Frequent PVC can cause reversible ventricular dysfunction in patients both with and without structural heart disease.5)6) Purkinje fibers are resistant to ischemic insult,7) and surviving Purkinje fibers may participate in reentrant circuits of VT.8)9) In addition, Purkinje fiber-related VPC can precipitate polymorphic VT and ventricular fibrillation in susceptible patients.10)11) Mapping and selectively ablating PVC, guided by Purkinje potential, is effective in some patients with remote myocardial infarction.12)

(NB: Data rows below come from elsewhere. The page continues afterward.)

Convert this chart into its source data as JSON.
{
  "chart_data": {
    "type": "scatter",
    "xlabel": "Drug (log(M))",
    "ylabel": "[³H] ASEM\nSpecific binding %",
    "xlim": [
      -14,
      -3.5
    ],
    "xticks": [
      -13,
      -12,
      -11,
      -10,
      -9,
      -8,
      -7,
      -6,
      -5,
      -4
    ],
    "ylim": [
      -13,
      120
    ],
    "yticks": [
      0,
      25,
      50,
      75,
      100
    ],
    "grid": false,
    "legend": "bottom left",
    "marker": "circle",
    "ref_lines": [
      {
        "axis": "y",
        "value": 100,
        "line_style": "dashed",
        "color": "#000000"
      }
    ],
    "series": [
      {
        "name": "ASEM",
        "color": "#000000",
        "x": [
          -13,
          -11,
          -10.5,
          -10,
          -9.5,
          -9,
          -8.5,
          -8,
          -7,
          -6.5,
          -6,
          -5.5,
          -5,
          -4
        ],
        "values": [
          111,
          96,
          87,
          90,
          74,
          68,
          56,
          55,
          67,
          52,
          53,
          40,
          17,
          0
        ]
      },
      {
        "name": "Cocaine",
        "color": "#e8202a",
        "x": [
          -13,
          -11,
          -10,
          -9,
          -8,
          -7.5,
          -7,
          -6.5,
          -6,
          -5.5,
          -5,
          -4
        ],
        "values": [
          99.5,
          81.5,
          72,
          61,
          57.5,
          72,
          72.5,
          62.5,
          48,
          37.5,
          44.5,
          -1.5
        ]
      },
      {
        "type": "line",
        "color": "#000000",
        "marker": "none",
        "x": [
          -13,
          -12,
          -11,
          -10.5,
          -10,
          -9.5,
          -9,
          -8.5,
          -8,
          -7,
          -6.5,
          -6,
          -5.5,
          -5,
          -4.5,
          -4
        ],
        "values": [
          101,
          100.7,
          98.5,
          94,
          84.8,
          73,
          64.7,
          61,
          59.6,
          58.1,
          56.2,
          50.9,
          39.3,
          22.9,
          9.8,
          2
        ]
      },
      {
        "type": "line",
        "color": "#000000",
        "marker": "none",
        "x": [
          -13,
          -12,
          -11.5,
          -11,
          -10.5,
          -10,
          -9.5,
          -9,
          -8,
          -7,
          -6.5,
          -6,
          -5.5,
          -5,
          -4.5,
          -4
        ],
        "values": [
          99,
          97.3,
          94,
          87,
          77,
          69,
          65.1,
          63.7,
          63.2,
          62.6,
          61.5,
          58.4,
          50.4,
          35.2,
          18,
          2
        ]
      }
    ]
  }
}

Electrical storms occur in 10-23% of patients with implantable cadioverter-defibrillators.13-15) Prophylactic treatment with amiodarone and beta-blockers decreases the occurrence of VT.16) Catheter ablation is needed to control ES in patients with structural heart disease that is refractory to antiarrhythmic drugs.10)17)

In this case, a 2nd catheter ablation procedure was needed to control the ES. Access to the LV is usually achieved via a retrograde aortic approach. However, in patients with extensive aortic and peripheral arterial disease, access through the femoral artery carries the potential risk of cholesterol embolism and stroke; a transseptal approach to the LV circumvents this risk. Another option in patients with extensive peripheral arterial disease is access via the brachial or radial arteries.18) Because of easy maneuverability of catheter movement in the septum, as well as the anterior and lateral left ventricle from the radial approach, multiple forms of VT were successfully ablated in the second session. Though we were not limited in our ability to manipulate the ablation catheter via the radial artery, access through the brachial artery may carry a lower risk of arterial spasm.

There are several limitations to this study. First, prophylactic catheter ablation before the implantation of a defibrillator decreases the occurrence of ventricular tachyarrhythmia.19) Earlier catheter ablation may have prevented late ESs in this case. Second, arterial access using a long sheath, together with use of an electro-anatomic mapping system, may be sufficient for preventing peripheral complications, assisting with the delineation of anatomic circuits for multiple VTs and decreasing procedural time. Third, catheter ablation using a Stereotaxis Niobe system may facilitate mapping of the left ventricle via a transseptal approach.

In conclusion, catheter ablation of VT storms can be performed using a transradial approach to the left ventricle and a conventional electrophysiologic mapping maneuver in patients with prior myocardial infarction and peripheral vascular disease. The successful ablation of VT made the use of antiarrhythmic drugs unnecessary in this case.